堺の菓子商の三女として生まれた与謝野晶子は、子どもの頃から店を手伝いつつ古典や歴史書に親しんでいたそうです。女学校を卒業後は詩歌を発表し、師であり夫となる与謝野鉄幹との恋情の中で生み出された処女歌集『みだれ髪』(1901年)は、文壇の注目を浴びました。

与謝野晶子の激しく情熱的で官能的、そして奔放な作風は、文芸界、そして女性史の新たな扉を開いたと言えるでしょう。
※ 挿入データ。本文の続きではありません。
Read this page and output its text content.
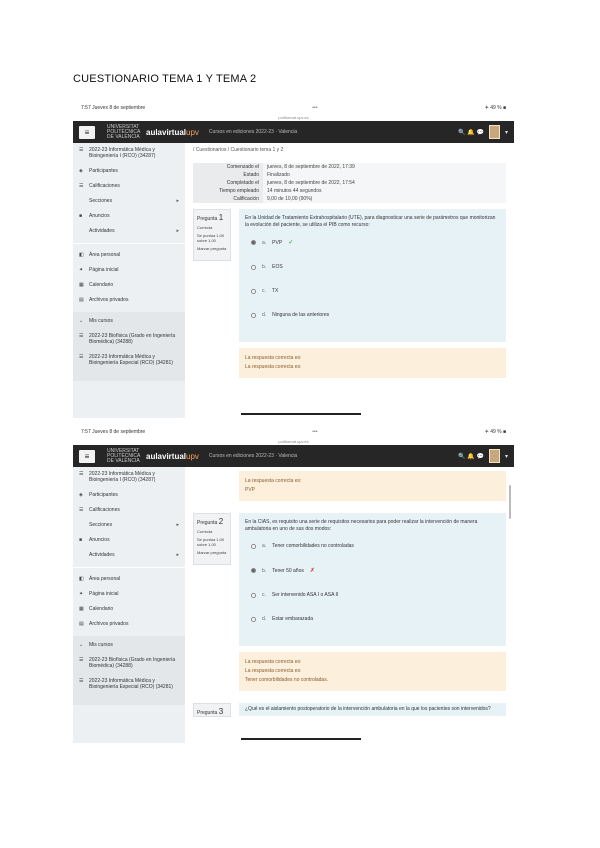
CUESTIONARIO TEMA 1 Y TEMA 2
7:57 Jueves 8 de septiembre	•••	✈ 49 % ■
poliformat.upv.es
≡
UNIVERSITAT POLITÈCNICA DE VALÈNCIA aulavirtualupv Cursos en ediciones 2022-23 · Valencia	🔍 🔔 💬	▾
☰	2022-23 Informática Médica y Bioingeniería I (RCO) (34287)
◈	Participantes
☰	Calificaciones
Secciones	▸
■	Anuncios
Actividades	▸
◧ Área personal
✦	Página inicial
▦ Calendario
▤ Archivos privados
⌄	Mis cursos
☰	2022-23 Biofísica (Grado en Ingeniería Biomédica) (34288)
☰	2022-23 Informática Médica y Bioingeniería Especial (RCO) (34281)
/ Cuestionarios / Cuestionario tema 1 y 2
Comenzado el	jueves, 8 de septiembre de 2022, 17:39
Estado	Finalizado
Completado el	jueves, 8 de septiembre de 2022, 17:54
Tiempo empleado	14 minutos 44 segundos
Calificación	9,00 de 10,00 (90%)
Pregunta 1
Correcta
Se puntúa 1,00 sobre 1,00
Marcar pregunta
En la Unidad de Tratamiento Extrahospitalario (UTE), para diagnosticar una serie de parámetros que monitorizan la evolución del paciente, se utiliza el PIB como recurso:
a. PVP ✓
b. EOS
c. TX
d. Ninguna de las anteriores
La respuesta correcta es:
La respuesta correcta es:
7:57 Jueves 8 de septiembre	•••	✈ 49 % ■
poliformat.upv.es
≡
UNIVERSITAT POLITÈCNICA DE VALÈNCIA aulavirtualupv Cursos en ediciones 2022-23 · Valencia	🔍 🔔 💬	▾
☰	2022-23 Informática Médica y Bioingeniería I (RCO) (34287)
◈	Participantes
☰	Calificaciones
Secciones	▸
■	Anuncios
Actividades	▸
◧ Área personal
✦	Página inicial
▦ Calendario
▤ Archivos privados
⌄	Mis cursos
☰	2022-23 Biofísica (Grado en Ingeniería Biomédica) (34288)
☰	2022-23 Informática Médica y Bioingeniería Especial (RCO) (34281)
La respuesta correcta es:
PVP
Pregunta 2
Correcta
Se puntúa 1,00 sobre 1,00
Marcar pregunta
En la CIAS, es requisito una serie de requisitos necesarios para poder realizar la intervención de manera ambulatoria en uno de sus dos modos:
a. Tener comorbilidades no controladas
b. Tener 50 años ✗
c. Ser intervenido ASA I o ASA II
d. Estar embarazada
La respuesta correcta es:
La respuesta correcta es:
Tener comorbilidades no controladas.
Pregunta 3	¿Qué es el aislamiento postoperatorio de la intervención ambulatoria en la que los pacientes son intervenidos?
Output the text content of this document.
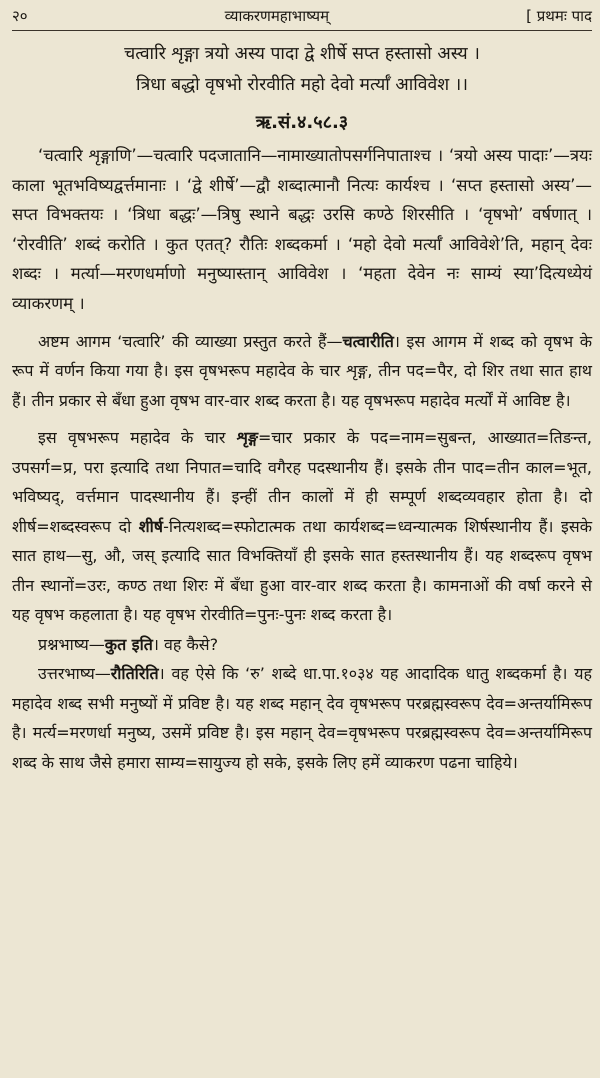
२०	व्याकरणमहाभाष्यम्	[ प्रथमः पाद
चत्वारि शृङ्गा त्रयो अस्य पादा द्वे शीर्षे सप्त हस्तासो अस्य ।
त्रिधा बद्धो वृषभो रोरवीति महो देवो मर्त्याँ आविवेश ।।
ऋ.सं.४.५८.३

‘चत्वारि शृङ्गाणि’—चत्वारि पदजातानि—नामाख्यातोपसर्गनिपाताश्च । ‘त्रयो अस्य पादाः’—त्रयः काला भूतभविष्यद्वर्त्तमानाः । ‘द्वे शीर्षे’—द्वौ शब्दात्मानौ नित्यः कार्यश्च । ‘सप्त हस्तासो अस्य’—सप्त विभक्तयः । ‘त्रिधा बद्धः’—त्रिषु स्थाने बद्धः उरसि कण्ठे शिरसीति । ‘वृषभो’ वर्षणात् । ‘रोरवीति’ शब्दं करोति । कुत एतत्? रौतिः शब्दकर्मा । ‘महो देवो मर्त्याँ आविवेशे’ति, महान् देवः शब्दः । मर्त्या—मरणधर्माणो मनुष्यास्तान् आविवेश । ‘महता देवेन नः साम्यं स्या’दित्यध्येयं व्याकरणम् ।

अष्टम आगम ‘चत्वारि’ की व्याख्या प्रस्तुत करते हैं—चत्वारीति। इस आगम में शब्द को वृषभ के रूप में वर्णन किया गया है। इस वृषभरूप महादेव के चार शृङ्ग, तीन पद=पैर, दो शिर तथा सात हाथ हैं। तीन प्रकार से बँधा हुआ वृषभ वार-वार शब्द करता है। यह वृषभरूप महादेव मर्त्यों में आविष्ट है।

इस वृषभरूप महादेव के चार शृङ्ग=चार प्रकार के पद=नाम=सुबन्त, आख्यात=तिङन्त, उपसर्ग=प्र, परा इत्यादि तथा निपात=चादि वगैरह पदस्थानीय हैं। इसके तीन पाद=तीन काल=भूत, भविष्यद्, वर्त्तमान पादस्थानीय हैं। इन्हीं तीन कालों में ही सम्पूर्ण शब्दव्यवहार होता है। दो शीर्ष=शब्दस्वरूप दो शीर्ष-नित्यशब्द=स्फोटात्मक तथा कार्यशब्द=ध्वन्यात्मक शिर्षस्थानीय हैं। इसके सात हाथ—सु, औ, जस् इत्यादि सात विभक्तियाँ ही इसके सात हस्तस्थानीय हैं। यह शब्दरूप वृषभ तीन स्थानों=उरः, कण्ठ तथा शिरः में बँधा हुआ वार-वार शब्द करता है। कामनाओं की वर्षा करने से यह वृषभ कहलाता है। यह वृषभ रोरवीति=पुनः-पुनः शब्द करता है।

प्रश्नभाष्य—कुत इति। वह कैसे?

उत्तरभाष्य—रौतिरिति। वह ऐसे कि ‘रु’ शब्दे धा.पा.१०३४ यह आदादिक धातु शब्दकर्मा है। यह महादेव शब्द सभी मनुष्यों में प्रविष्ट है। यह शब्द महान् देव वृषभरूप परब्रह्मस्वरूप देव=अन्तर्यामिरूप है। मर्त्य=मरणर्धा मनुष्य, उसमें प्रविष्ट है। इस महान् देव=वृषभरूप परब्रह्मस्वरूप देव=अन्तर्यामिरूप शब्द के साथ जैसे हमारा साम्य=सायुज्य हो सके, इसके लिए हमें व्याकरण पढना चाहिये।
さらに与謝野晶子は、当時女性の地位が低かった中で、女性解放や女性の自立のために意見を述べ、精力的に活動しました。1921年(大正10年)には、自由主義的な教育方針を重視し、中学部では日本初の男女共学校である文化学院の創立に参画。初代学監に就任しています。

また与謝野晶子は『源氏物語』や『和泉式部日記』の現代語訳を残すなど、古典研究にも大きな影響を残しています。

「君死にたまふことなかれ」は、与謝野晶子が愛する弟に詠んだ魂の反戦詩

「君死にたまふことなかれ」は、与謝野晶子が戦地に赴いた弟に向けてうたった詩です。

この詩が詠まれたのは実は120年も前になりますが、その不安や苦しみ、悲しさ、憤りなど、さまざまな思いが現代の私たちにも伝わってきます。

与謝野晶子がこの詩を通して伝えたかったことや平和の尊さを、皆がそれぞれ、自分なりに考えてみることが大切なのかもしれません。